Try new experience
with our app

INSTALL

Pijar & Langit 

Membahagiakan Pijar

Menjalani hidup bersama Pijar hingga tua nanti. Tentu saja aku bersedia… aku amat menyayangi Pijar dan ia adalah bagian penting dalam hidupku. Tapi sepertinya namanya: Pijar adalah percikan nyala merah, kekuning-kuningan karena panas atau terbakar. Pijar amat impulsif. Dia tidak suka dirinya bertanya-tanya dan berada di dalam ketidakjelasan.

Dia ingin kami menikah cepat dan ini sering sekali membuat pertengkaran di antara kami. Aku belum siap, aku belum mau. Entah kenapa… apa karena aku tidak mencintai Pijar? Aku hanya terbiasa dengan keberadaannya, aku hanya ingin kisah ini berakhir bahagia, aku hanya ingin dia tetap ada tanpa memberikan beban padaku. Perbedaan keinginan antara aku dan Pijar seringkali membuat kami bertengkar. Aku sering diam, menunggu emosinya mereda, mungkin sampai berhari-hari. Aku selalu menghindari pertengkaran. Ya siapa sih yang suka bertengkar? Tapi berbeda dengan Pijar. Ia akan terus mencecar sampai dia mendapatkan jawaban.
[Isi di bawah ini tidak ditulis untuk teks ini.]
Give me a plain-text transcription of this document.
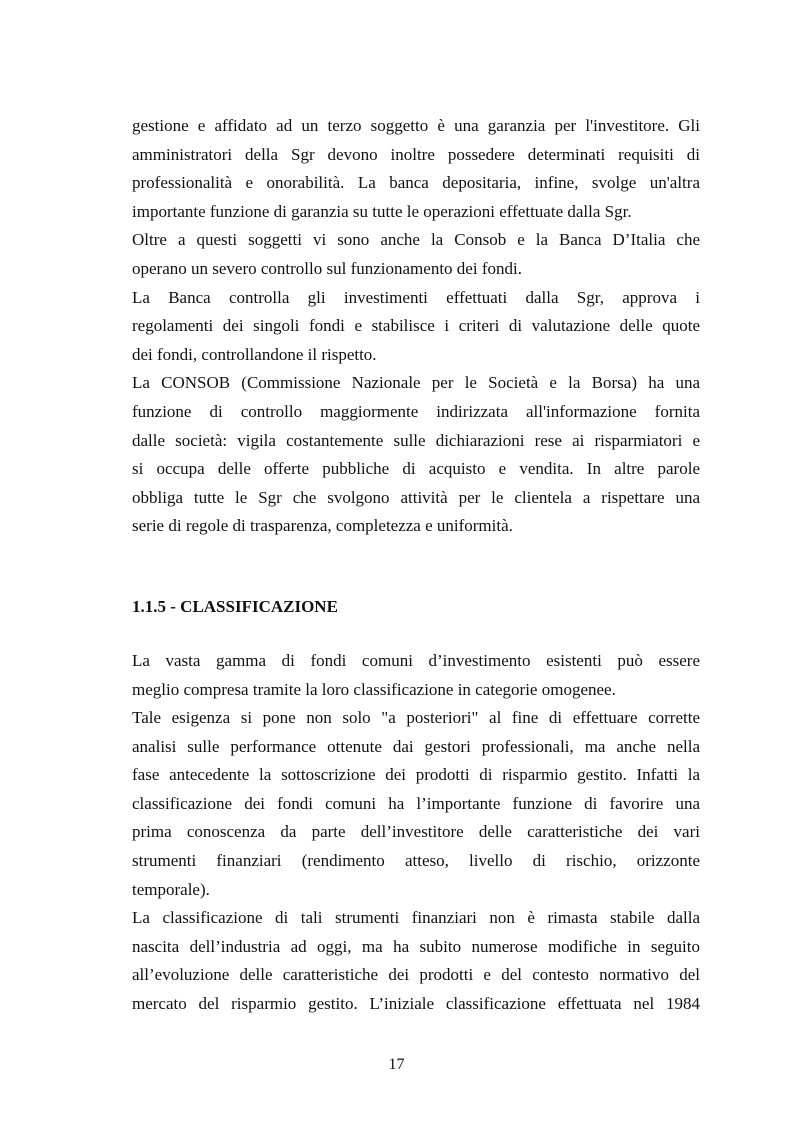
gestione e affidato ad un terzo soggetto è una garanzia per l'investitore. Gli
amministratori della Sgr devono inoltre possedere determinati requisiti di
professionalità e onorabilità. La banca depositaria, infine, svolge un'altra
importante funzione di garanzia su tutte le operazioni effettuate dalla Sgr.
Oltre a questi soggetti vi sono anche la Consob e la Banca D’Italia che
operano un severo controllo sul funzionamento dei fondi.
La Banca controlla gli investimenti effettuati dalla Sgr, approva i
regolamenti dei singoli fondi e stabilisce i criteri di valutazione delle quote
dei fondi, controllandone il rispetto.
La CONSOB (Commissione Nazionale per le Società e la Borsa) ha una
funzione di controllo maggiormente indirizzata all'informazione fornita
dalle società: vigila costantemente sulle dichiarazioni rese ai risparmiatori e
si occupa delle offerte pubbliche di acquisto e vendita. In altre parole
obbliga tutte le Sgr che svolgono attività per le clientela a rispettare una
serie di regole di trasparenza, completezza e uniformità.
1.1.5 - CLASSIFICAZIONE
La vasta gamma di fondi comuni d’investimento esistenti può essere
meglio compresa tramite la loro classificazione in categorie omogenee.
Tale esigenza si pone non solo "a posteriori" al fine di effettuare corrette
analisi sulle performance ottenute dai gestori professionali, ma anche nella
fase antecedente la sottoscrizione dei prodotti di risparmio gestito. Infatti la
classificazione dei fondi comuni ha l’importante funzione di favorire una
prima conoscenza da parte dell’investitore delle caratteristiche dei vari
strumenti finanziari (rendimento atteso, livello di rischio, orizzonte
temporale).
La classificazione di tali strumenti finanziari non è rimasta stabile dalla
nascita dell’industria ad oggi, ma ha subito numerose modifiche in seguito
all’evoluzione delle caratteristiche dei prodotti e del contesto normativo del
mercato del risparmio gestito. L’iniziale classificazione effettuata nel 1984
17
“Aku di depan apartemen kamu,” begitu chat Pijat setiap saat kami bertengkar. Bayangkan, seberapa jauhnya aku, dia selalu bisa mendatangiku. Dia pernah nekat ke rumahku, ke indekos aku di Yogyakarta--padahal dia tinggal di Bekasi--bahkan ke apartemenku yang berada di Fatmawati Jakarta Selatan hanya untuk menyelesaikan pertengkaran kami.

“Kamu sekarang sudah mendapat pekerjaan, apa lagi yang harus aku tunggu Lang? Orang tua juga sudah tanya terus, sudah setahun sejak kamu menemui mereka. Tolong bantu aku jawab mereka,” ujar Pijar sambil menatapku penuh tanya.

“Aku baru sebulan kerja juga.”

“Ya terus? Harus setahun, dua tahun? Ada lagi alesannya buat bikin aku nunggu kamu?”

Aku terdiam mendengar pertanyaan Pijar.

“Aku menemani kamu di setiap proses yang kamu jalani Lang. Waktu itu bahkan aku menemani kamu di malam wisuda S-2 kamu, juga menemani kamu membuat presentasi untuk melamar pekerjaan. Apa sekarang udah saatnya kamu membuang aku? Karena prosesnya sudah selesai?”

“Jangan ngaco. Gak mungkin aku membuang kamu, Jar.”

“Lalu?”

“Ya sudah, aku akan bicarakan ini ke orang tua aku.”

Setidaknya, ucapanku membuat Pijar tenang. Sekarang aku tinggal dan bekerja di Jakarta, dan rumah orangtuaku berada di Bekasi. Setiap minggu, aku selalu pulang ke kota tersebut untuk menanyakan soal hubunganku dengan Pijar. Tentu saja orang tuaku tahu soal Pijar. Mereka tahu bahwa kami berhubungan sejak SMA, mereka pun mengizinkan ketika aku meminta mereka tak datang di wisuda S-2-ku. Aku lebih memilih ditemani Pijar.

“Mama Papa ok kita menikah. Tapi kan kemarin Masku baru menikah. Pernikahannya juga besar banget. Tolong beri mereka napas dulu ya.”

“Mama ga masalah kita menikah tahun ini.”

“Mama minta aku nabung dulu. Kamu sabar ya? Kita datang ke pameran rumah ya. Aku pengen tunjukin ke Mama bahwa aku akan bisa menopang hidup kamu, Pijar.”

Kira-kira begitulah ucapanku setiap minggunya pada Pijar, dari Desember 2019, hingga Maret 2020. Rupanya hal itu membuat Pijar tersenyum dan tidak rewel lagi, karena menurutnya, itu adalah perkembangan. Aku senang sekali membahagiakan Pijar. Tapi entah kenapa… hatiku terasa gelisah, tak enak. Aku merasakan satu hal yang kian hari kian tebal: Beban.